The same weather system that dumped snow in the Southeast on Friday is marching farther up the East Coast, where major cities are forecast to get several inches over the weekend.
“This is the first significant winter storm for the East Coast,” CNN Meteorologist Derek Van Dam said Saturday morning. “Once this storm moves off the coast, it will have blanketed a swath of snow stretching roughly 2,000 miles from the deep South to the New England coast.
More than 70 million people across the upper South and Northeast are under a winter storm warning, watch or advisory, but those numbers will change as the system moves away from the Southeast on Saturday morning.
"We are still in a lull at 1 a.m., but ingredients coming together for snow to develop before sunrise," The National Weather Service's office in Baltimore tweeted Saturday morning. " Most of the accumulating snow will fall after daybreak but before noon."
The storm's impact will vary along the path, with Washington and New York City expecting between 3 inches and 6 inches of snow Saturday into Sunday, while Boston may be a bit higher, according to Van Dam.
The storm is expected to drop 6 to 8 inches of snow on Boston and Providence, Rhode Island, through the weekend while Philadelphia should get about 3-5 inches, the National Weather Service said.

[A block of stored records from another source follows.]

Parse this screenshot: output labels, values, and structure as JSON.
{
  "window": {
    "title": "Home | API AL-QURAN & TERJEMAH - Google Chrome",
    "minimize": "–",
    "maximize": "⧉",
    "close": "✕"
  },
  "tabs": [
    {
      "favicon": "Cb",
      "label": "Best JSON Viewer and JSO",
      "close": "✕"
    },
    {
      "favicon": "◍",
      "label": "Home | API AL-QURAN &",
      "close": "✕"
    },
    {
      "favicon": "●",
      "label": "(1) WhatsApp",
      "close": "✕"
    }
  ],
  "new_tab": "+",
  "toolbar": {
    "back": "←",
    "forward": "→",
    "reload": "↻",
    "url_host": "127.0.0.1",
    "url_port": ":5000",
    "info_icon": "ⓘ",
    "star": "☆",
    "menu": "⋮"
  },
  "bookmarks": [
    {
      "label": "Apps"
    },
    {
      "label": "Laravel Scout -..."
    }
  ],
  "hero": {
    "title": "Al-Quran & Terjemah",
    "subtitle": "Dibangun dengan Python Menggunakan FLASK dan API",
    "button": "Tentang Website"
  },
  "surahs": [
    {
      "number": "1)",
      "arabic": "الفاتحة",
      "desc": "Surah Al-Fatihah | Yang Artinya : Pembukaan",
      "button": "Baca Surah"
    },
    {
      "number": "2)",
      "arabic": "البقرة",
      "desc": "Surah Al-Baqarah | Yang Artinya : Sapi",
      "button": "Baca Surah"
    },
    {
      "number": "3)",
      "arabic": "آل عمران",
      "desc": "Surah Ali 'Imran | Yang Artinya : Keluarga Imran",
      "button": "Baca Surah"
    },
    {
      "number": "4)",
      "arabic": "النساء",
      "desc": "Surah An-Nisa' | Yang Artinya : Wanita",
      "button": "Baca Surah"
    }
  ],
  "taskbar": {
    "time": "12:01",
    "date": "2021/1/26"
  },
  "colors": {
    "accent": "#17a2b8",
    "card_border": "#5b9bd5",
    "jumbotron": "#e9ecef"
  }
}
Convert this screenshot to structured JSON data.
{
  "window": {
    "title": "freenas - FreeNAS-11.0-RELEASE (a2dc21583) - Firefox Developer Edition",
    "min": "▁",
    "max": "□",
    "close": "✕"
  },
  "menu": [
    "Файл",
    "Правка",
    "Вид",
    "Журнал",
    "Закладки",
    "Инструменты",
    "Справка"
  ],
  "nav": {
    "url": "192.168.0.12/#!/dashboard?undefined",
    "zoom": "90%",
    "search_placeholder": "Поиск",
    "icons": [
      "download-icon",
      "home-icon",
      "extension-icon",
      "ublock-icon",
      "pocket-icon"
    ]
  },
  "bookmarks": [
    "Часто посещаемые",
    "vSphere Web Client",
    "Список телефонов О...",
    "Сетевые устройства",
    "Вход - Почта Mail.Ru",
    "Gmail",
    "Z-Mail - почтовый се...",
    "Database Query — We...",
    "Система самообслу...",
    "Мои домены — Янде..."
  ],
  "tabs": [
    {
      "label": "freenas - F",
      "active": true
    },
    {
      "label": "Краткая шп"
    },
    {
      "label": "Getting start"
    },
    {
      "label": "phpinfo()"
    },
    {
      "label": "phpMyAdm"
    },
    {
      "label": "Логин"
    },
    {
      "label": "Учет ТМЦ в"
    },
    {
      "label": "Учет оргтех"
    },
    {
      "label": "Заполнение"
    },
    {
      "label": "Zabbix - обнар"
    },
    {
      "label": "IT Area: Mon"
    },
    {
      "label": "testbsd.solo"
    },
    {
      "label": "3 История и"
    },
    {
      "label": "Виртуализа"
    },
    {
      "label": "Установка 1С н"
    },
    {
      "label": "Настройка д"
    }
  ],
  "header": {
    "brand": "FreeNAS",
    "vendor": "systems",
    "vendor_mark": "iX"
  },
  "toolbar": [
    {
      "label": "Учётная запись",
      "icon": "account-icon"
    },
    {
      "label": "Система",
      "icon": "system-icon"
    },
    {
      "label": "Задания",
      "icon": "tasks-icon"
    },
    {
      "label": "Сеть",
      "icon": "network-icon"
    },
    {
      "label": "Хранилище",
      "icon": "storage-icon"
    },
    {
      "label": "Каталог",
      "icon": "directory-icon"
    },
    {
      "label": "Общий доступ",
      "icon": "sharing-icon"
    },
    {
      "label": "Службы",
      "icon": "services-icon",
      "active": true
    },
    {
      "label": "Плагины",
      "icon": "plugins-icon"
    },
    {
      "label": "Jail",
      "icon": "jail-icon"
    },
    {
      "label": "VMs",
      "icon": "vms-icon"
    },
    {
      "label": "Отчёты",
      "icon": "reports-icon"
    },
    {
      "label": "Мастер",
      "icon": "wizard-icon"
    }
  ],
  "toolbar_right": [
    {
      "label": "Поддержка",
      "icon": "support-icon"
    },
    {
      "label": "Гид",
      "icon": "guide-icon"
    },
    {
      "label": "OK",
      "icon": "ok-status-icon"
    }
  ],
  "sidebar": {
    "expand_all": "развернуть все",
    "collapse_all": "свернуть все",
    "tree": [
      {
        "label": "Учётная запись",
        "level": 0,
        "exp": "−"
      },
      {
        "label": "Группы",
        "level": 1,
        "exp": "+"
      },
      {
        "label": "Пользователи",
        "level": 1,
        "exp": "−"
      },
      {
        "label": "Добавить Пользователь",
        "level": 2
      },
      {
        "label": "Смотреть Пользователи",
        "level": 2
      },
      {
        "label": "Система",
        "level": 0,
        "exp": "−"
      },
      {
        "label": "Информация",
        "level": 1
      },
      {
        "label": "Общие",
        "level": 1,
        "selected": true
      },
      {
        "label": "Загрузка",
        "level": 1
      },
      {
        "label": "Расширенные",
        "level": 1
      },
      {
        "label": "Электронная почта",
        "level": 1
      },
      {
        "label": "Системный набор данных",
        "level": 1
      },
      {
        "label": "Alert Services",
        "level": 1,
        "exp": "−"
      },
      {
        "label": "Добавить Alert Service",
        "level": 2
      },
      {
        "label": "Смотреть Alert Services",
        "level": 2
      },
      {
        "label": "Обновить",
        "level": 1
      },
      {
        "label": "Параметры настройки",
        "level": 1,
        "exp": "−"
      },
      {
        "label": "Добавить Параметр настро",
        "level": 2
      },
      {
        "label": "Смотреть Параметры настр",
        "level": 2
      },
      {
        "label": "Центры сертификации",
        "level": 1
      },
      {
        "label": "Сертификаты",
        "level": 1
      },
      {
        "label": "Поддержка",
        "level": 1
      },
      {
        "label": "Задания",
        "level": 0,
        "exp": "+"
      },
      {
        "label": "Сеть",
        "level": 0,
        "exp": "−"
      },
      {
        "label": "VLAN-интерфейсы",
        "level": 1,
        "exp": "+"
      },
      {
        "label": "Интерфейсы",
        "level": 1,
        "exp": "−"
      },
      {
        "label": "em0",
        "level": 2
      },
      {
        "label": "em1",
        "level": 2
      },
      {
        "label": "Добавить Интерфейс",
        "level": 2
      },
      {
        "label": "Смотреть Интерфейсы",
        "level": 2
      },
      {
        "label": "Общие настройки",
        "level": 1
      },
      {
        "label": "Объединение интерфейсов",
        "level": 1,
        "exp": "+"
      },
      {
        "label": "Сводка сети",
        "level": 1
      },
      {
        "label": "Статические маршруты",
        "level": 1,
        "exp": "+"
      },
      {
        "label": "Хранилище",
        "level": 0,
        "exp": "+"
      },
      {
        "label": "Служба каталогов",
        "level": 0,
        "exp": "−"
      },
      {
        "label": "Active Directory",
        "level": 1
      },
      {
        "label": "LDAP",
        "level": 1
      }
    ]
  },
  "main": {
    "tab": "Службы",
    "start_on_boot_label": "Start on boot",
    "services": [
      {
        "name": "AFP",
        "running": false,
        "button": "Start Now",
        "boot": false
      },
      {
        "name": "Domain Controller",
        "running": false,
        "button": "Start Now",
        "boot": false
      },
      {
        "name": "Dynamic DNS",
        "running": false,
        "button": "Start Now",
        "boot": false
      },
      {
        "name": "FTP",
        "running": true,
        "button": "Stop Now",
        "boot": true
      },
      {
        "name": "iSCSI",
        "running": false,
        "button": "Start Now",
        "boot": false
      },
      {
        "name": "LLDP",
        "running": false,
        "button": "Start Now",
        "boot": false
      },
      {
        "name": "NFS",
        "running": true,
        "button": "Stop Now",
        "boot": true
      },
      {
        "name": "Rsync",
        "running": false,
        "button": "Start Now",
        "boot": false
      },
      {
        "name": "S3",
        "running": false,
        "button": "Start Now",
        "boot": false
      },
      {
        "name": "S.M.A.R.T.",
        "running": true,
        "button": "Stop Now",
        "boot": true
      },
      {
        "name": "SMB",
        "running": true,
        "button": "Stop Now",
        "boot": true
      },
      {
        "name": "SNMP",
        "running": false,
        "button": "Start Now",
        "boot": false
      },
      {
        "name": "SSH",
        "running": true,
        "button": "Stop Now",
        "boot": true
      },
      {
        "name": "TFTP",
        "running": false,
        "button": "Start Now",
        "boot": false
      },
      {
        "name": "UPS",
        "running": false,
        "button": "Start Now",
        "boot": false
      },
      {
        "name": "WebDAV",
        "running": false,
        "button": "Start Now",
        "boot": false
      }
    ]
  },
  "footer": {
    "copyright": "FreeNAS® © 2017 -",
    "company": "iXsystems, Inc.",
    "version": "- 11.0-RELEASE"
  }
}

As the snowstorm moves away from the Southeast, it'll leave a series of temperatures well below average for most areas across the region, and take the wintry conditions to the Northeast.
"Atlanta should be 55F, but only a high of 41F is predicted for Saturday," Van Dam said. "DC should be 49F this time of year ... only predicting a high of 35F for Saturday."
The plunging temperatures and wintry precipitation have affected hundreds of flights, with Atlanta-based Delta announcing 970 flight cancellations Friday and an additional 290 on Saturday. Other airlines, including Southwest and United, said weather conditions will disrupt flights in the South and Northeast on Saturday.
And the snow is not quite finished for Georgia or the Carolinas.
"It will continue through the early morning hours across metro Atlanta, especially across higher elevations," Van Dam said.
"Cold air behind this system will cause some of the already fallen snow to re-freeze on untreated roadways across the Southeast overnight and into Saturday morning."
In the South, flurries started tumbling down Thursday night in South Texas, which rarely gets snow.
Snow and ice led to hazardous driving conditions in southern cities such as Atlanta overnight Friday, but temperatures will be warm enough for it to melt Saturday afternoon, Van Dam said. Snowball fights broke out as about an inch or so of snow fell on the city -- enough to create backups on the highways and to cause most school systems to close early.
Mountainous areas of the South reported the heaviest accumulations Friday, the weather service said. Highlands, North Carolina, got 15 inches, Asheville 6.5 inches and Maggie Valley 12 inches. In Georgia, Sky Valley had almost 9 inches and Clayton 7 inches.
The weather service predicted 1 to 3 inches could fall Friday night and a little more on Saturday. Up to 4 inches of snow fell in areas north of Atlanta.
More than 260,000 customers were without power in the Southeast due to the storm, utility companies said.
In neighboring Alabama, five inches of snow had fallen by Friday in Birmingham, knocking out power and leaving thousands of people in the dark.
The National Weather Service said the Jackson area will get between 3-6 inches of snow.
By Friday, CNN affiliate WLBT in Jackson, Mississippi, reported that 4.9 inches of snow had fallen at Jackson-Medgar Wiley Evers International Airport, making it the largest snowfall since January 1982.